As an NHC fellow, Haines-Eitzen will develop her book project “Crossing the River of Fire: Apocalypse, Transformation, and the Elements in Late Antiquity." With a possible alternative title, “A Field Guide to the Apocalypse,” the book extends her interest in environmental and sensory history, tracing themes of kinesis, convergence, and transformation in the writings of late antiquity.
“From creation to the apocalypse, early Christians assembled a set of texts that traversed between the natural elements–earth, air, water, fire–and the imagination, merged the sensational with the contemplative, crossed the sublime with the violent,” Haines-Eitzen wrote in a summary of the project. “The transformational potency of flowing waters and blazing fires, living stones and dissonant earthquakes, howling winds and thundering voices offered Christian writers evocative and compelling images to breach new identities formed in the meshwork of Jewish, Zoroastian, Greek and Roman cultures and worldviews.”
“Having the opportunity to spend a full academic year at the National Humanities Center provides uninterrupted time for research and writing in a way that is increasingly difficult to find,” Haines-Eitzen said. “It allows me to deeply immerse myself in the project.”
During the residency, Minawi will work on a book tentatively titled “Ottoman-Ethiopian Relations and the Geopolitics of Imperialism in the Red Sea Basin and the Horn of Africa at the End of the 19th Century.” The research relies on a set of recently released Ottoman archival documents on Ottoman involvement in the Horn of Africa at the turn of the 20th century.
The short-lived province of Abyssinia was established in 1517, when the Ottomans occupied the African Red Sea coast, including the important cities of Massawa (Eritrea), Suakin (Sudan), and Zeila (Somalia).
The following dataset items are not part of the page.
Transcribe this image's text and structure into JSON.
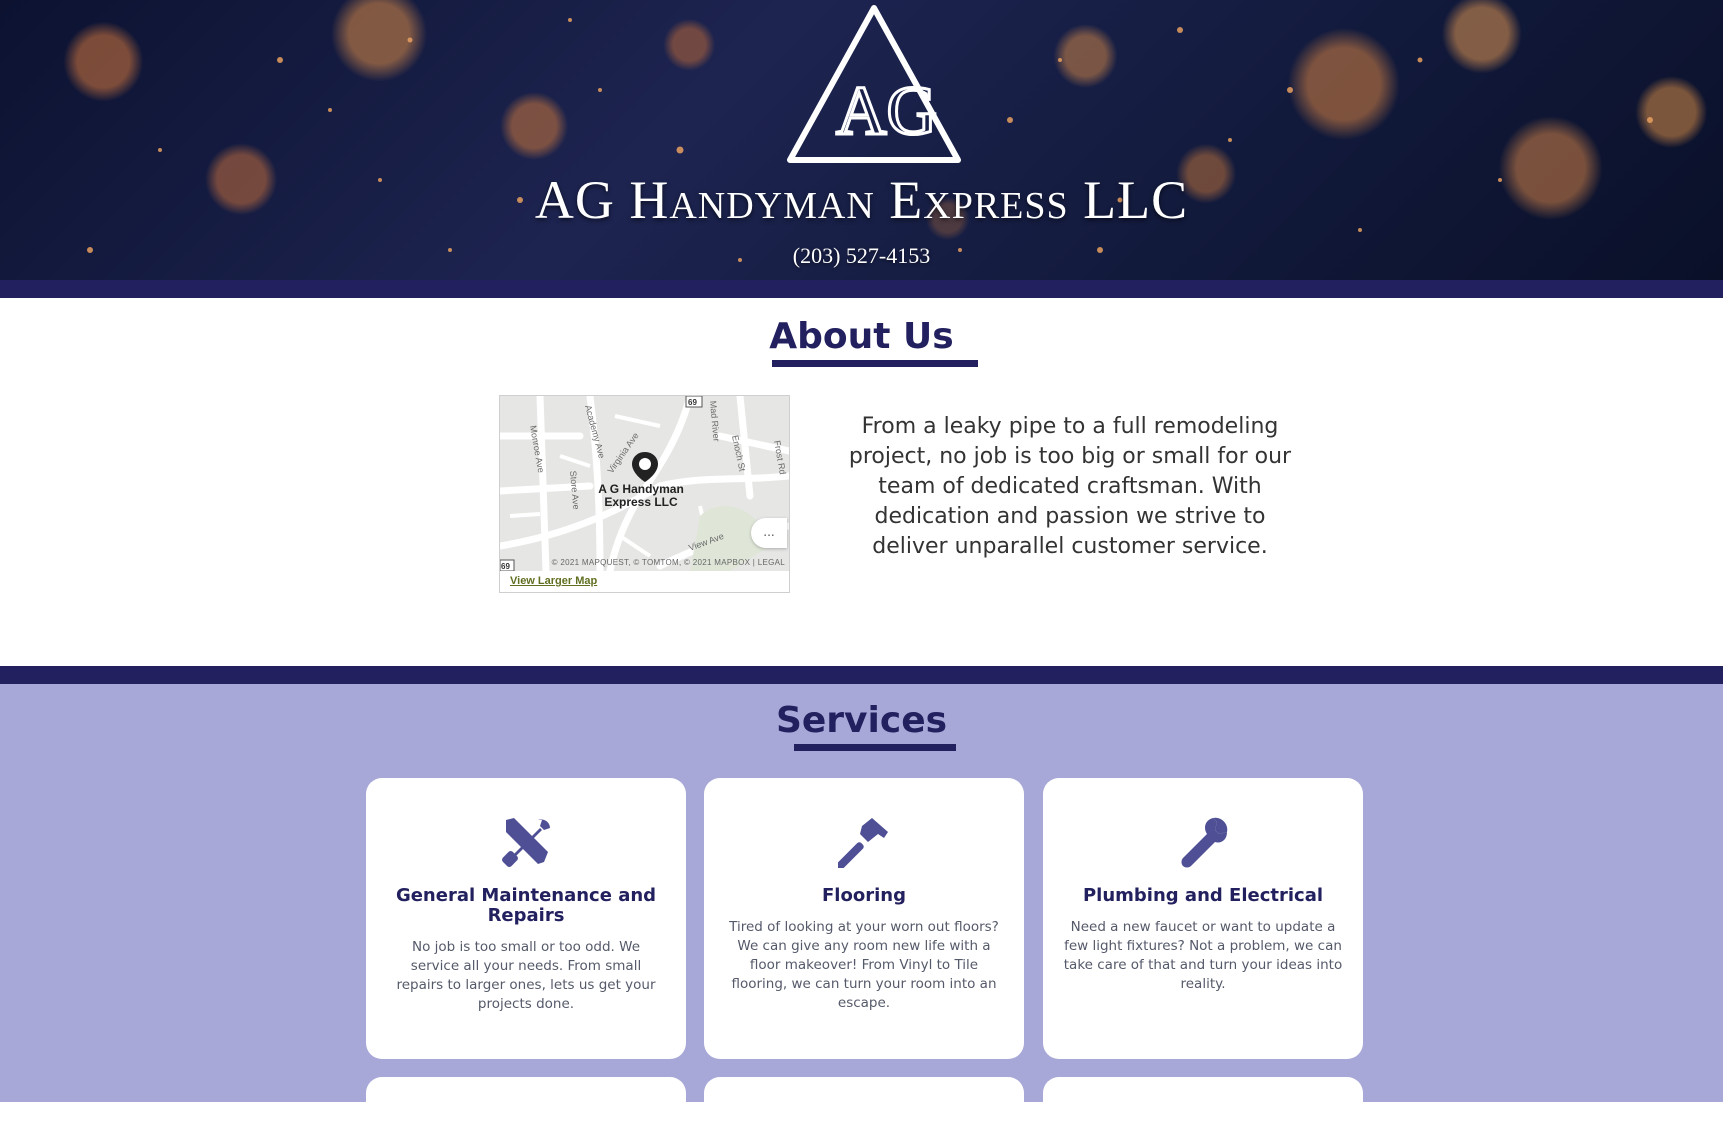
{
  "header": {
    "brand_name": "AG Handyman Express LLC",
    "phone": "(203) 527-4153",
    "logo_letters": "AG",
    "colors": {
      "primary": "#22205e",
      "accent": "#a8a8d8"
    }
  },
  "about": {
    "title": "About Us",
    "text": "From a leaky pipe to a full remodeling project, no job is too big or small for our team of dedicated craftsman. With dedication and passion we strive to deliver unparallel customer service.",
    "map": {
      "business_label": "A G Handyman Express LLC",
      "streets": [
        "Monroe Ave",
        "Academy Ave",
        "Virginia Ave",
        "Store Ave",
        "Enoch St",
        "Frost Rd",
        "Mad River",
        "View Ave"
      ],
      "route_badges": [
        "69",
        "69"
      ],
      "copyright": "© 2021 MAPQUEST, © TOMTOM, © 2021 MAPBOX | LEGAL",
      "more_label": "...",
      "link_label": "View Larger Map",
      "pin_icon": "map-pin-icon"
    }
  },
  "services": {
    "title": "Services",
    "cards": [
      {
        "icon": "tools-icon",
        "title": "General Maintenance and Repairs",
        "text": "No job is too small or too odd. We service all your needs. From small repairs to larger ones, lets us get your projects done."
      },
      {
        "icon": "hammer-icon",
        "title": "Flooring",
        "text": "Tired of looking at your worn out floors? We can give any room new life with a floor makeover! From Vinyl to Tile flooring, we can turn your room into an escape."
      },
      {
        "icon": "wrench-icon",
        "title": "Plumbing and Electrical",
        "text": "Need a new faucet or want to update a few light fixtures? Not a problem, we can take care of that and turn your ideas into reality."
      }
    ]
  }
}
Following the 1884-85 Berlin Conference, the Ottomans, along with a number of European empires, were back in the Horn of Africa to compete over territories in the Red Sea Basin and northern coast of Somalia. Minawi’s book, under contract with Stanford University Press, is the first to investigate this Ottoman-Ethiopian-European competition for Northeast Africa between 1885 and WWI.
“Thinking, discussing ideas and writing is a true privilege that we rarely get to enjoy anymore,” Minawi said. “After the year we have had, I am looking forward to returning to the life of the mind. The Center will provide the space to concentrate on writing my third book and to engage with faculty in the Research Triangle and other fellows.”